Depressionen, ständige psychische Krisen und die Flucht ins bürgerliche Leben bleiben der Mutter und am Ende ein qualvoller Selbstmord.
Pinch klammert sich nun an eine akademische Laufbahn, lernt die begabte Cilla Barrows kennen und besucht mit ihr gemeinsam das Ferienhaus des Vaters in Frankreich. Pinch soll ihm mit seinen Sprachkenntnissen helfen, das Haus zu verkaufen. Doch als Cilla und der Vater zusammentreffen, kommt es zu einer Auseinandersetzung, an deren Ende Cilla ihn heftig kritisieren wird und Pinch verlässt.

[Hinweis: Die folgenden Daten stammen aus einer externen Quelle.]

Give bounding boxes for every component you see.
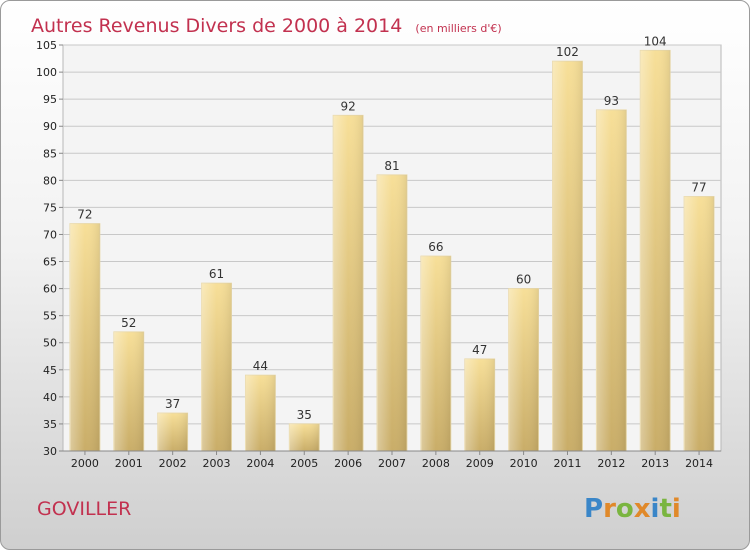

Immer wieder ringt Pinch um die Liebe des Vaters. Er sendet ihm seine Doktorarbeit, die der Vater nicht mal liest. Pinch heiratet, der Vater kommt nicht zur Hochzeit und schickt auch nie die versprochene Kiste Champagner. Die Ehe mit Julie hält nicht lang. Pinch ist ein Verlierer, er glaubt nicht an sich. Er arbeitet als Italienischlehrer mehr schlecht als recht.
Zum Verkauf des Ferienhauses in Frankreich jedoch wird es nie kommen, denn der Vater hortet dort seine Bilder. Sein künstlerischer Stern ist langsam im Sinken. Pinchs übergroße Liebe zum Vater verkehrt sich langsam ins Gegenteil. Als der Vater ihm mitteilt, dass er seinen Nachlass verwalten soll, zerstört er im Anflug von Rache und betrunken eines der Bilder im Atelier in Frankreich.
Geschockt von dieser Tat kopiert Pinch das Bild des Vaters hinter seinem Rücken und verkauft es, um seiner Halbschwester Birdie aus ihrer schrecklichen Ehe zu befreien. Pinch lebt nun in der ständigen Angst, dass der Vater hinter diesen Betrug gelangen könnte. Und zurecht, denn seine Wut ist unerträglich, vernichtend.
Nach den Tod des Vaters zeichnet Pinch dann den Zyklus Die Gesichter und verewigt nicht Gliedmaßen, die Bear oft als Motiv wählte, sondern die Gesichter seiner Kinder.
Was bedeutet Kunst? Wer ist ein wahrer Künstler? Kann jeder Kunst machen, der sich mit seinem Charisma einfach gut vermarkten kann? Wie führt man ein bedeutendes Leben?
Wenn Bear ein Bild malt, ist die Welt entzückt, auch wenn der Maler eigentlich sein Sohn ist.
Die Nachkommen Bears wittern nur das Geld, als das sogenannte Spätwerk von Bear auftaucht als Genugtuung für die konsequente Missachtung durch den Vater und sein Desinteresse.
Bis in die Gegenwart hinein umkreist Tom Rachman nicht den großen Künstler, sondern seinen unbedeutenden Sohn, der im Schatten des Vaters nicht glücklich werden konnte.
Tom Rachman erzählt von einer unsäglichen Intrige innerhalb des internationalen Kunstmarkts und er stellt einen Menschen in den Mittelpunkt seines Romans, der mit sich ringt und am Ende irgendwie doch froh wird.